Camairago (Lodi), 18 novembre 2017 - Ha patteggiato 2 anni e 2 mesi di reclusione il 30enne A.B., di Codogno, che il 30 luglio 2016 aveva travolto una quindicina di ciclisti cremaschi e lodigiani lungo la provinciale 27 tra Camairago e Castiglione d’Adda. Era positivo alla cocaina e agli oppiacei il giovane, con studi da infermiere, al volante di una Ypsilon 10, che si era allontanato lasciando a terra otto feriti. L’imputato è stato il primo al Tribunale di Lodi a essere sottoposto con le aggravanti specifiche della legge sull’omicidio stradale entrate in vigore il 25 marzo 2016. Al processo davanti al gup di Lodi nessuno dei ciclisti coinvolti si è costituito parte civile. Per la Procura di Lodi, che aveva ricostruito la dinamica, l’auto aveva sbandato, era forse scesa dal ciglio della strada e aveva colpito il primo ciclista della fila a un gomito. L’automobilista era scappato, facendo perdere le proprie tracce.

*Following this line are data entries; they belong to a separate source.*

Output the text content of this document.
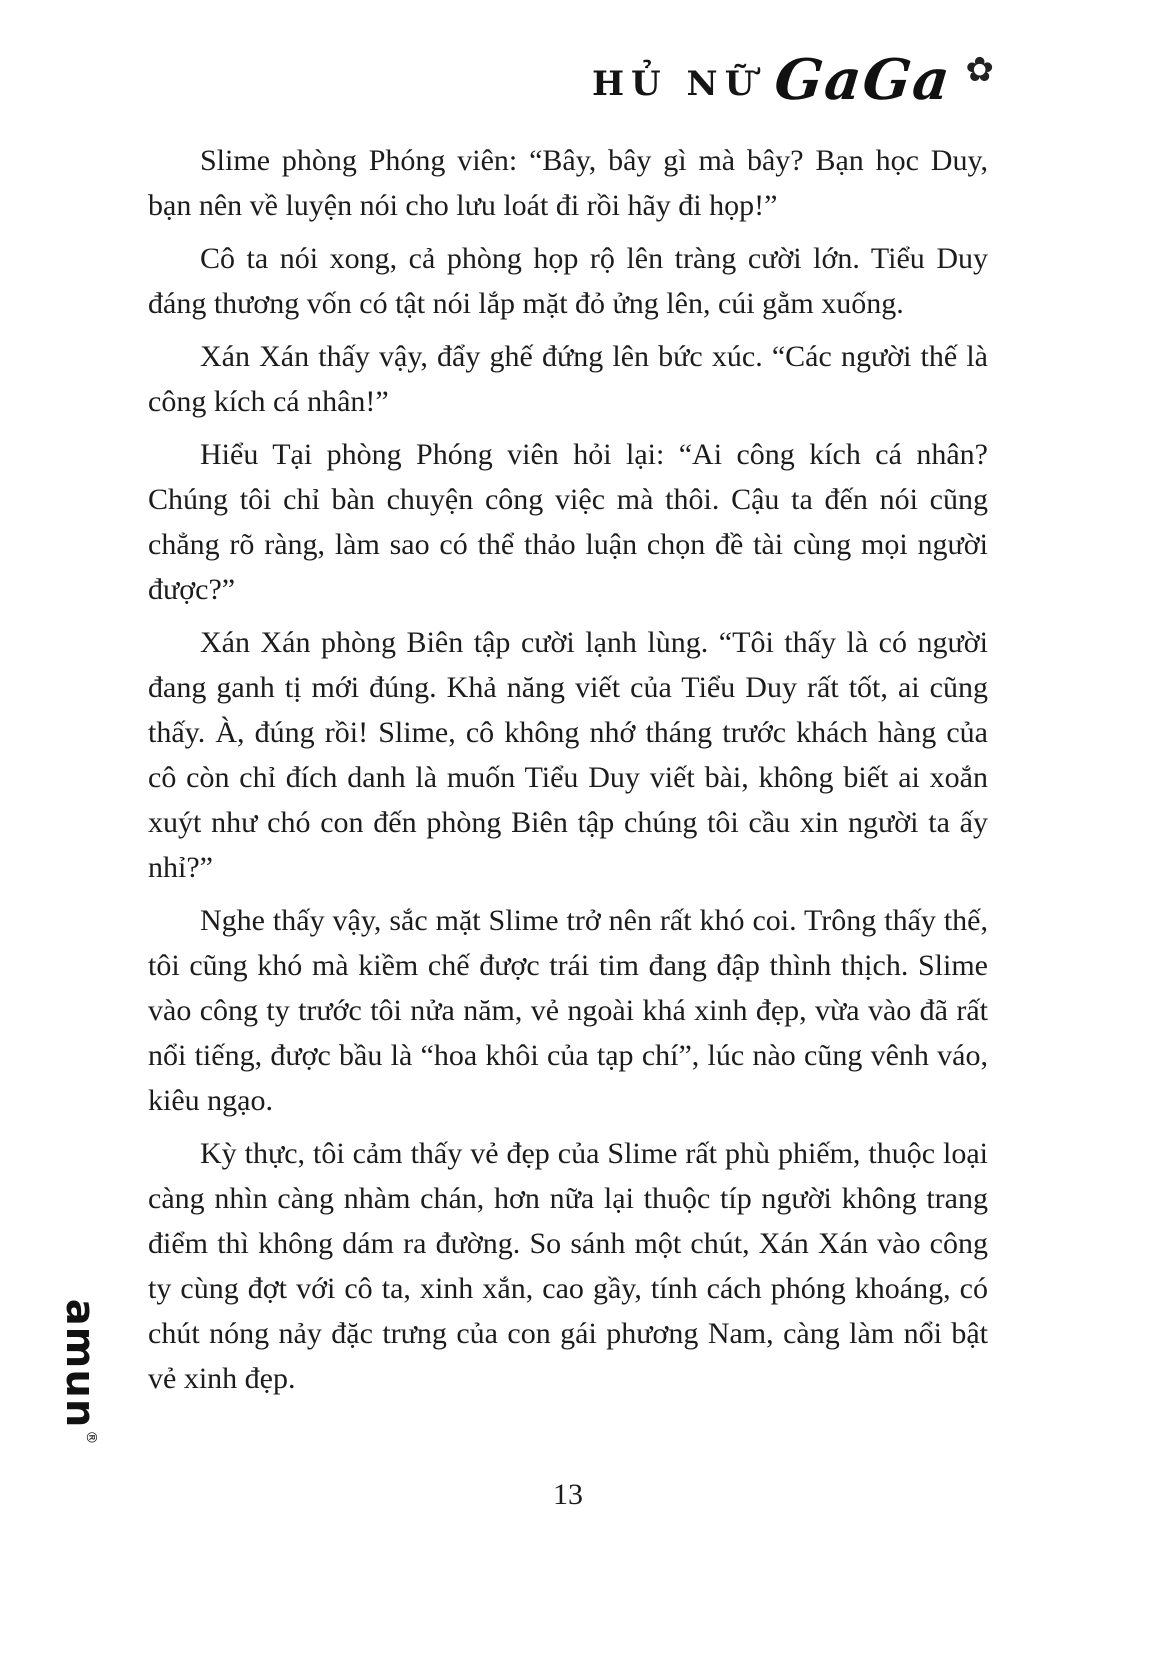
HỦ NỮ GaGa ✿

Slime phòng Phóng viên: “Bây, bây gì mà bây? Bạn học Duy, bạn nên về luyện nói cho lưu loát đi rồi hãy đi họp!”

Cô ta nói xong, cả phòng họp rộ lên tràng cười lớn. Tiểu Duy đáng thương vốn có tật nói lắp mặt đỏ ửng lên, cúi gằm xuống.

Xán Xán thấy vậy, đẩy ghế đứng lên bức xúc. “Các người thế là công kích cá nhân!”

Hiểu Tại phòng Phóng viên hỏi lại: “Ai công kích cá nhân? Chúng tôi chỉ bàn chuyện công việc mà thôi. Cậu ta đến nói cũng chẳng rõ ràng, làm sao có thể thảo luận chọn đề tài cùng mọi người được?”

Xán Xán phòng Biên tập cười lạnh lùng. “Tôi thấy là có người đang ganh tị mới đúng. Khả năng viết của Tiểu Duy rất tốt, ai cũng thấy. À, đúng rồi! Slime, cô không nhớ tháng trước khách hàng của cô còn chỉ đích danh là muốn Tiểu Duy viết bài, không biết ai xoắn xuýt như chó con đến phòng Biên tập chúng tôi cầu xin người ta ấy nhỉ?”

Nghe thấy vậy, sắc mặt Slime trở nên rất khó coi. Trông thấy thế, tôi cũng khó mà kiềm chế được trái tim đang đập thình thịch. Slime vào công ty trước tôi nửa năm, vẻ ngoài khá xinh đẹp, vừa vào đã rất nổi tiếng, được bầu là “hoa khôi của tạp chí”, lúc nào cũng vênh váo, kiêu ngạo.

Kỳ thực, tôi cảm thấy vẻ đẹp của Slime rất phù phiếm, thuộc loại càng nhìn càng nhàm chán, hơn nữa lại thuộc típ người không trang điểm thì không dám ra đường. So sánh một chút, Xán Xán vào công ty cùng đợt với cô ta, xinh xắn, cao gầy, tính cách phóng khoáng, có chút nóng nảy đặc trưng của con gái phương Nam, càng làm nổi bật vẻ xinh đẹp.

amun
®
13
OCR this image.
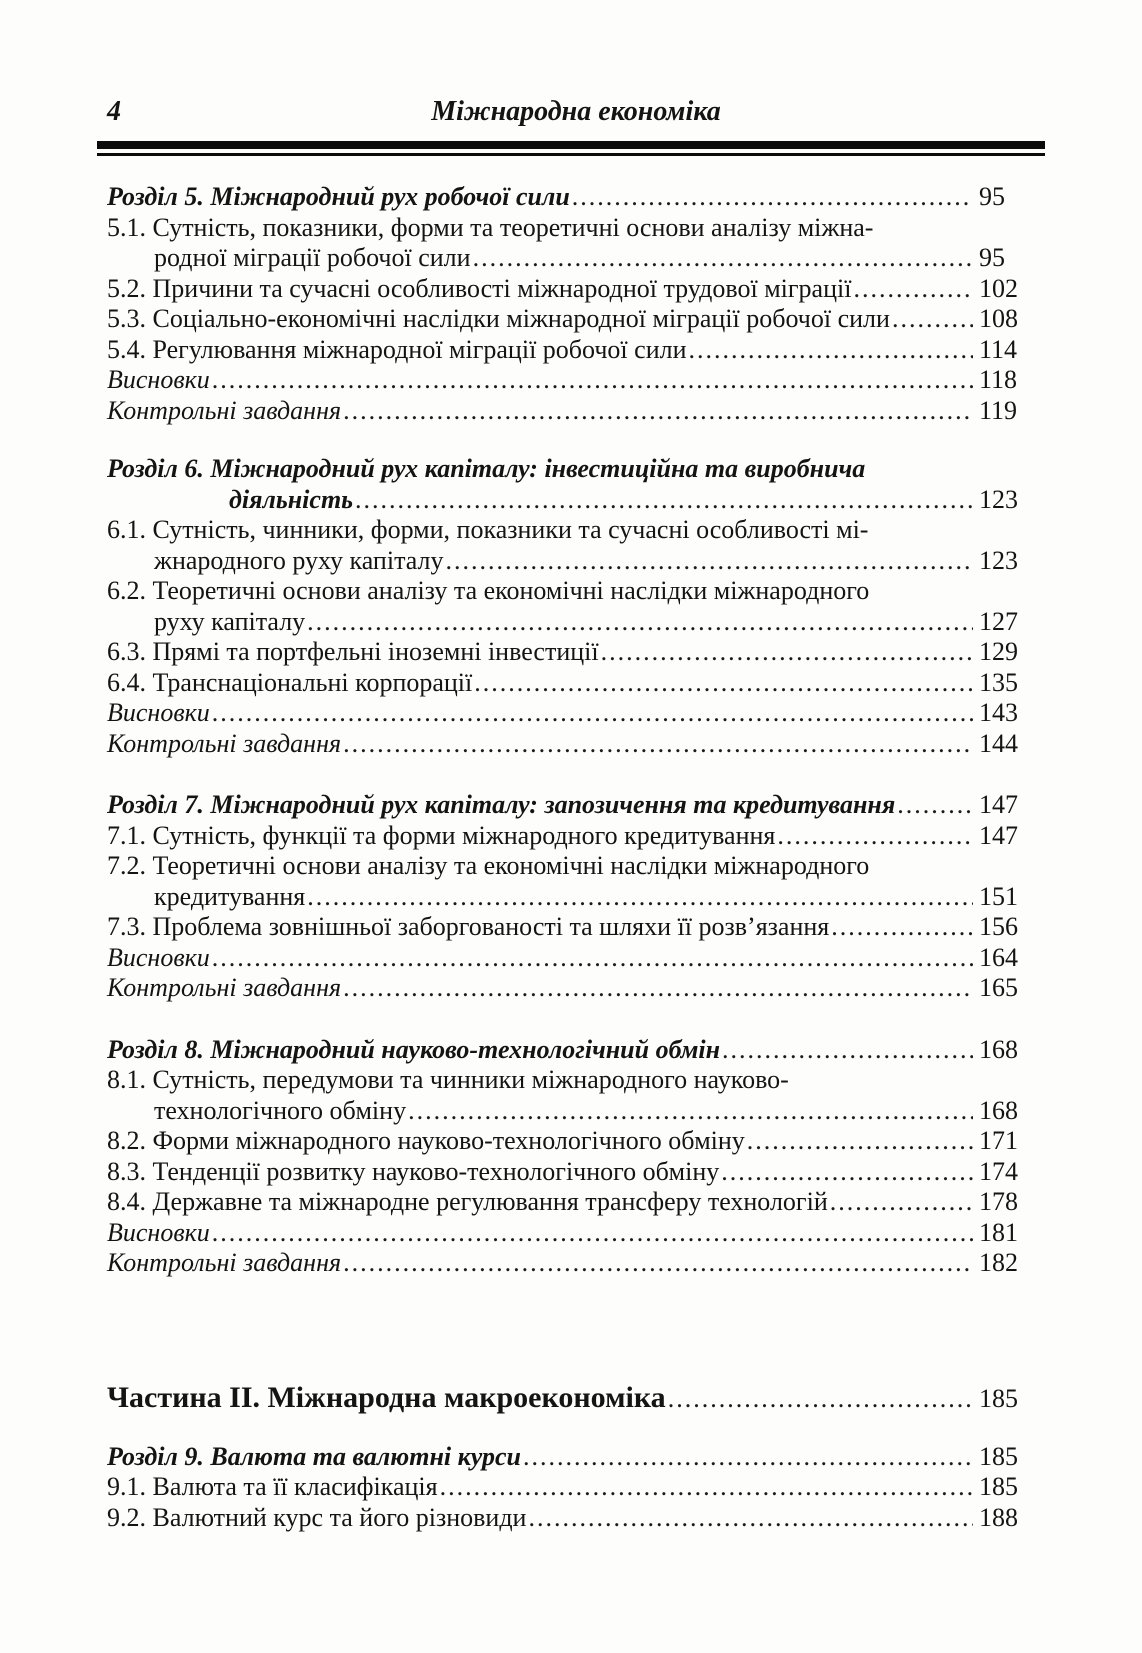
4	Міжнародна економіка
Розділ 5. Міжнародний рух робочої сили .....	95
5.1. Сутність, показники, форми та теоретичні основи аналізу міжна-
родної міграції робочої сили .....	95
5.2. Причини та сучасні особливості міжнародної трудової міграції .....	102
5.3. Соціально-економічні наслідки міжнародної міграції робочої сили .....	108
5.4. Регулювання міжнародної міграції робочої сили .....	114
Висновки .....	118
Контрольні завдання .....	119
Розділ 6. Міжнародний рух капіталу: інвестиційна та виробнича
діяльність .....	123
6.1. Сутність, чинники, форми, показники та сучасні особливості мі-
жнародного руху капіталу .....	123
6.2. Теоретичні основи аналізу та економічні наслідки міжнародного
руху капіталу .....	127
6.3. Прямі та портфельні іноземні інвестиції .....	129
6.4. Транснаціональні корпорації .....	135
Висновки .....	143
Контрольні завдання .....	144
Розділ 7. Міжнародний рух капіталу: запозичення та кредитування .....	147
7.1. Сутність, функції та форми міжнародного кредитування .....	147
7.2. Теоретичні основи аналізу та економічні наслідки міжнародного
кредитування .....	151
7.3. Проблема зовнішньої заборгованості та шляхи її розв’язання .....	156
Висновки .....	164
Контрольні завдання .....	165
Розділ 8. Міжнародний науково-технологічний обмін .....	168
8.1. Сутність, передумови та чинники міжнародного науково-
технологічного обміну .....	168
8.2. Форми міжнародного науково-технологічного обміну .....	171
8.3. Тенденції розвитку науково-технологічного обміну .....	174
8.4. Державне та міжнародне регулювання трансферу технологій .....	178
Висновки .....	181
Контрольні завдання .....	182
Частина II. Міжнародна макроекономіка .....	185
Розділ 9. Валюта та валютні курси .....	185
9.1. Валюта та її класифікація .....	185
9.2. Валютний курс та його різновиди .....	188
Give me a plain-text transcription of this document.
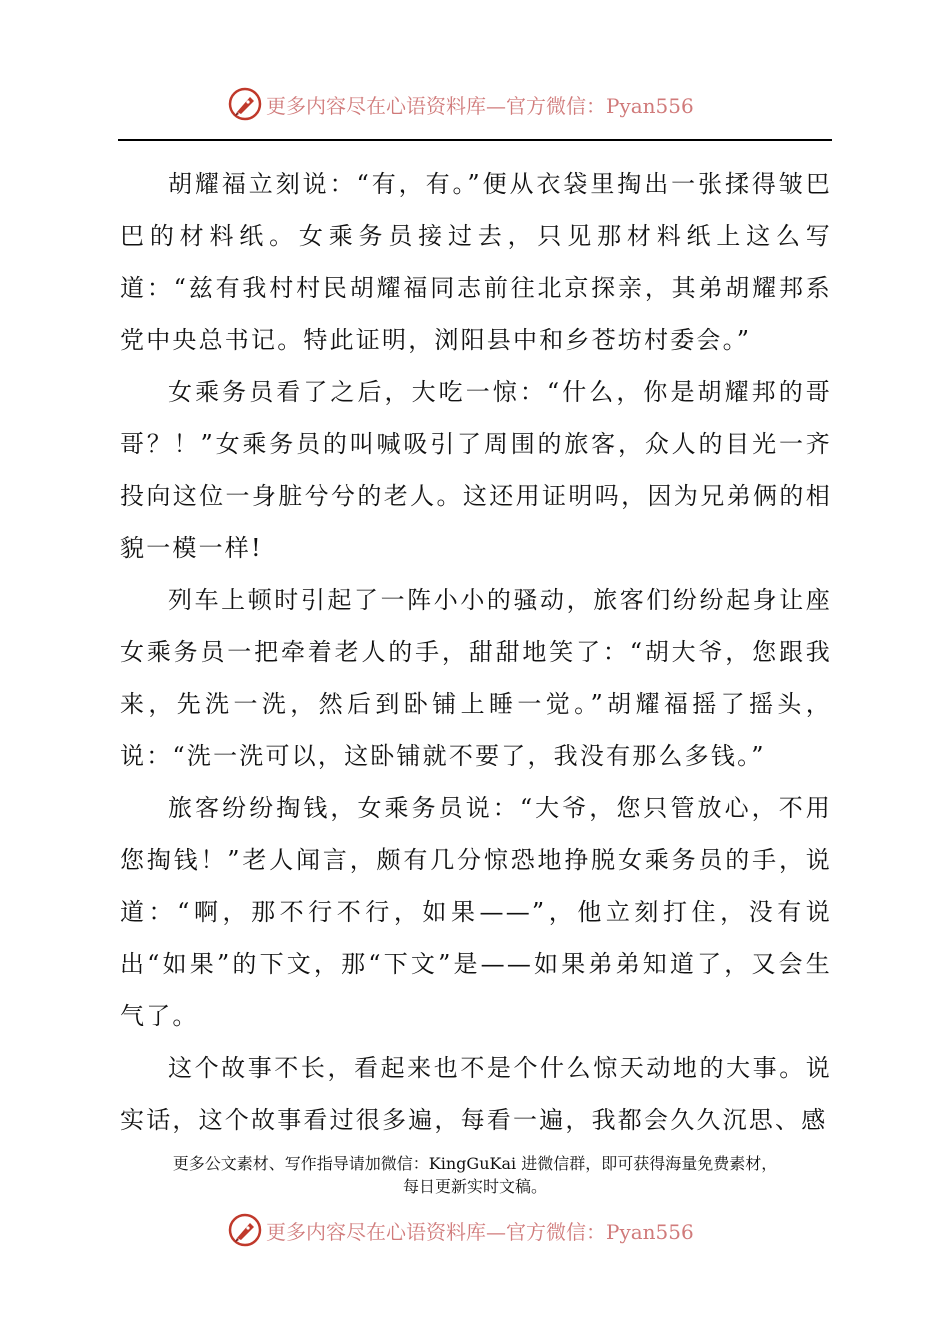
更多内容尽在心语资料库—官方微信：Pyan556

胡耀福立刻说：“有，有。”便从衣袋里掏出一张揉得皱巴巴的材料纸。女乘务员接过去，只见那材料纸上这么写道：“兹有我村村民胡耀福同志前往北京探亲，其弟胡耀邦系党中央总书记。特此证明，浏阳县中和乡苍坊村委会。”

女乘务员看了之后，大吃一惊：“什么，你是胡耀邦的哥哥？！”女乘务员的叫喊吸引了周围的旅客，众人的目光一齐投向这位一身脏兮兮的老人。这还用证明吗，因为兄弟俩的相貌一模一样!

列车上顿时引起了一阵小小的骚动，旅客们纷纷起身让座女乘务员一把牵着老人的手，甜甜地笑了：“胡大爷，您跟我来，先洗一洗，然后到卧铺上睡一觉。”胡耀福摇了摇头，说：“洗一洗可以，这卧铺就不要了，我没有那么多钱。”

旅客纷纷掏钱，女乘务员说：“大爷，您只管放心，不用您掏钱！”老人闻言，颇有几分惊恐地挣脱女乘务员的手，说道：“啊，那不行不行，如果——”，他立刻打住，没有说出“如果”的下文，那“下文”是——如果弟弟知道了，又会生气了。

这个故事不长，看起来也不是个什么惊天动地的大事。说实话，这个故事看过很多遍，每看一遍，我都会久久沉思、感

更多公文素材、写作指导请加微信：KingGuKai 进微信群，即可获得海量免费素材，
每日更新实时文稿。
更多内容尽在心语资料库—官方微信：Pyan556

Nelle ore successive all’incidente, il giovane non era rientrato a casa ed era irreperibile. Il 30enne aveva dormito all’addiaccio dopo aver abbandonato l’auto tra Villanterio e Gerenzago: poi aveva raggiunto Castelsangiovanni domenica dove era stato rintracciato mentre chiedeva soldi in giro. Dopo essere stato fermato, il giovane aveva acconsentito al prelievo del sangue. I carabinieri di Piacenza avevano proceduto con il fermo. Tra i feriti, uno dei ciclisti aveva dovuto subire un delicato intervento chirurgico alla spina dorsale. L’uomo, un quarantenne che era anche un maratoneta amatoriale, in seguito all’impatto era stato sbalzato in aria ed era poi violentemente ricaduto al suolo.